On Wed, Feb 13, 2008 at 03:54:44PM +0100, Michael Niedermayer wrote:
On Tue, Feb 12, 2008 at 08:37:21PM -0500, Rich Felker wrote:
On Tue, Feb 12, 2008 at 08:24:21PM +0100, Michael Niedermayer wrote:
Also keep in mind that what I said does NOT only apply to the mmap design but to a nice clean read-based design with low copying that probably IS similar to various current implementations.
I dont see how It wouldnt affect libavformat, also it wouldnt affect the simple: x= malloc(size+header) put header in x fread into x+header
This design is highly inefficient for high bitrate streams. The efficient implementation is:
And why exactly is above inefficient? The kernel internally has its own cache and prereads an appropriate amount, at least it should.
If it prereads, then there's an extra memcpy from the kernel buffer to the userspace buffer. However, preread and buffering can be disabled by posix_fadvise() on systems that fully support it. Then, the only activity on read() will be a single read from the disk directly to userspace buffers, or a single memcpy if some other process had already caused the file to be cached (but never a read into one buffer followed by a memcpy into another). Also, keep in mind not every platform/device will even have a kernel/user split. Data might directly move from the media reader device into a buffer that the demuxer has direct access to.
Duplicating the kernel cache seems rather the inefficient one. Also its much more compelx ...
Mildly, but keep in mind that you can't _just_ use the kernel cache. Your example involved using the libc's stdio buffering too; otherwise the small reads for processing the container data would be incredibly expensive. On the old glibc I used to use, I measured fread performance being atrociously bad, always going through the stdio buffer and therefore double-copying. I don't know if it's as bad anymore, but my libc's implementation outperformed (old) glibc by several times on a loop-and-read-file benchmark with certain read-chunk sizes and fread(). I suspect this sort of badness is more the norm than the exception.
Also do you have some benchmarks, iam curious what the real difference is.
I suppose I could counstruct one. It might also be documented somewhere in the Austin Group/Open Group notes on why posix_fadvise and posix_madvise were adopted...
But iam not that much interrested in huge frames, a simple "header elision with frames > 1024 shall be considered an error" would probably be ok.
That would make me happy. I would even be happy allowing sizes up to 4096 or so if you think it would help.

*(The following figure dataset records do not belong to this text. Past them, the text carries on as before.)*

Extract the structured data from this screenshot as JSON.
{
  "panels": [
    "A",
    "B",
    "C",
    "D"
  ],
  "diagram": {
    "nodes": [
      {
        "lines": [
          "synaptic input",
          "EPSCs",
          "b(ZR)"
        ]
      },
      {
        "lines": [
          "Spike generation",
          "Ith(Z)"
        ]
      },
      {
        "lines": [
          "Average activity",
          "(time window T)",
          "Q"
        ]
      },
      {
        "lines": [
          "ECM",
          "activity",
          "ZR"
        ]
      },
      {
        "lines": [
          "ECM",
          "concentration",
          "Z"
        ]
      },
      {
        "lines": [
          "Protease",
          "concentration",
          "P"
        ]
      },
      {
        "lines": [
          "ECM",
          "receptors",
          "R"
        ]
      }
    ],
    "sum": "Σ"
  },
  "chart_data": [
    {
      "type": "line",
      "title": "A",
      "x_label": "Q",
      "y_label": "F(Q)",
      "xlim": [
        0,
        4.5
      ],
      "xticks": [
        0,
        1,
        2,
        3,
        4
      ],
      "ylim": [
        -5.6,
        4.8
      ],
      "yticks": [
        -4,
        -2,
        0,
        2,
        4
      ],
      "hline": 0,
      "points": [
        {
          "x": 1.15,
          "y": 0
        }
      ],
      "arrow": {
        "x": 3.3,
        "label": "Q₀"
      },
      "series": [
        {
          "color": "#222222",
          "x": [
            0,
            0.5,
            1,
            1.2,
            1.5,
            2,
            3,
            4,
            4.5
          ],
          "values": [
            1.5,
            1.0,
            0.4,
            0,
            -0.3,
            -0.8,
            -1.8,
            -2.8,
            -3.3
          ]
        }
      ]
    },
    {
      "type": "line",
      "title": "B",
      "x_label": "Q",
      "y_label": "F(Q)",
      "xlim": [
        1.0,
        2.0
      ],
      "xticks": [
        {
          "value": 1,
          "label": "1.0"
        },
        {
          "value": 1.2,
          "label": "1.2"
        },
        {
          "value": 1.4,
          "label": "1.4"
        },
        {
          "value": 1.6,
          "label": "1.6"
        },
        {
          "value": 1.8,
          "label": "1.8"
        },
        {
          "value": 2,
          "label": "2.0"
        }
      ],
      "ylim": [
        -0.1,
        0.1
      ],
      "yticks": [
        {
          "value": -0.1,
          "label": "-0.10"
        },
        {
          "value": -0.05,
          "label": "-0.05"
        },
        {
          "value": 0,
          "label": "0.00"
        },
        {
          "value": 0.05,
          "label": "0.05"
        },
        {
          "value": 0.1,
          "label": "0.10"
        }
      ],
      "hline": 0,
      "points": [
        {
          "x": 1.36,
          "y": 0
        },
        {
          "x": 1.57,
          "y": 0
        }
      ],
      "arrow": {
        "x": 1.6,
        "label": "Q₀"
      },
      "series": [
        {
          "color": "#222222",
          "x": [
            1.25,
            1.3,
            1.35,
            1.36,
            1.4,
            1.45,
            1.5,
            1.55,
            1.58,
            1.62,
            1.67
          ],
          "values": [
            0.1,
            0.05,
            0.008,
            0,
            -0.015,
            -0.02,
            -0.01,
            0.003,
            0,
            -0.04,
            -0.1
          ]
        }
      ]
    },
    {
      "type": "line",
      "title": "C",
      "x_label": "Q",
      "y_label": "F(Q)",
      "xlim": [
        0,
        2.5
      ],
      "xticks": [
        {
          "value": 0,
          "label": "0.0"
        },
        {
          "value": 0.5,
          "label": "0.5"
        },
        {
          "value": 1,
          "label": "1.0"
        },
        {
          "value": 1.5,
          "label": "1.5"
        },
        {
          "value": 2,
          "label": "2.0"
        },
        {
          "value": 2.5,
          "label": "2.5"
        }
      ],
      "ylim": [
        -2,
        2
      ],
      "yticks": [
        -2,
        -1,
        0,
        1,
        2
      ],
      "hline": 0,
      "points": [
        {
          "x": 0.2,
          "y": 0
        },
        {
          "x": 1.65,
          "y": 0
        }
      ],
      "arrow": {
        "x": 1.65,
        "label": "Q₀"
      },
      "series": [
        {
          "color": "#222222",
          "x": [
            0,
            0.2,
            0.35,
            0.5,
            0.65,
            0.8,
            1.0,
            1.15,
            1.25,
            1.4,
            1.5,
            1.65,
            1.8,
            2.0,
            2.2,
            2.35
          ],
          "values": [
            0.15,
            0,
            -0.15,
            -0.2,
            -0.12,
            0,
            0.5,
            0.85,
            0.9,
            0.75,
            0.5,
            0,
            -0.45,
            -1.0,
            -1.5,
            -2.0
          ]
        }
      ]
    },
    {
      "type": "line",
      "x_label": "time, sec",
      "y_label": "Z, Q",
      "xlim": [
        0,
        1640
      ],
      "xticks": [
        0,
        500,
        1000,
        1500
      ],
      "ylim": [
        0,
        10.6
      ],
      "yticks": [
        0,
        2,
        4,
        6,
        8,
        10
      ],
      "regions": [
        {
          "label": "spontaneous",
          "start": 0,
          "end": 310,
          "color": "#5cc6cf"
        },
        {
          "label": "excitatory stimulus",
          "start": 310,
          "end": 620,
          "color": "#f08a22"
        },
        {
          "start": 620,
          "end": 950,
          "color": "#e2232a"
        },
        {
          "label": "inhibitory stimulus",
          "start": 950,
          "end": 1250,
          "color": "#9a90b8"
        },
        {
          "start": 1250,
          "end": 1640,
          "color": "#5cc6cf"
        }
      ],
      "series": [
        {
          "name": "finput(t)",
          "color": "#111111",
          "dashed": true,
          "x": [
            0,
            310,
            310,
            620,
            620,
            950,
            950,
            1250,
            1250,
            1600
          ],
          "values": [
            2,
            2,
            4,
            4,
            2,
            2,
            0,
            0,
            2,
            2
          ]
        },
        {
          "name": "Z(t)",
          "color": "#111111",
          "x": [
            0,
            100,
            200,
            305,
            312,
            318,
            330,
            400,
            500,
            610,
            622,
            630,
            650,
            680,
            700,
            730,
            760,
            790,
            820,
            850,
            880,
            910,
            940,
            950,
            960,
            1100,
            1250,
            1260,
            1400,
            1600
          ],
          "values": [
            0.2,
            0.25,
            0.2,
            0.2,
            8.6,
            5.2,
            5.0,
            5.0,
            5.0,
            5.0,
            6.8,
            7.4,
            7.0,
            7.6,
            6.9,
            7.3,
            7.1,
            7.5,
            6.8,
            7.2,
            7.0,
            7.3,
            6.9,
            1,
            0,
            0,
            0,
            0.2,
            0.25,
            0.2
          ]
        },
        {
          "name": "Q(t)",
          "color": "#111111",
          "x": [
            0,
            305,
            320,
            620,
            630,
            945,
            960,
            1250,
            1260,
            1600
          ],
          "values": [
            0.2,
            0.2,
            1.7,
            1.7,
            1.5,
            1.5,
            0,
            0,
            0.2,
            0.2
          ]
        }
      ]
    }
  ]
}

I think it would, especially with mpeg headers ... you know 00 00 01 blah startcode shit ;) Also see svn log, ive just added elision headers, comments welcome ... Also time for nut to become a negative overhead container :)
=) =) =)
For PCM, there's no seeking issue because one always knows how to seek to an arbitrary sample in PCM 'frames'. In this case I would just recommend having a SHOULD clause that PCM frames SHOULD be same or shorter duration than the typical frame durations for other streams in the file (as a way of keeping interleaving clean and aiding players that don't want to do sample-resolution seeking inside PCM frames).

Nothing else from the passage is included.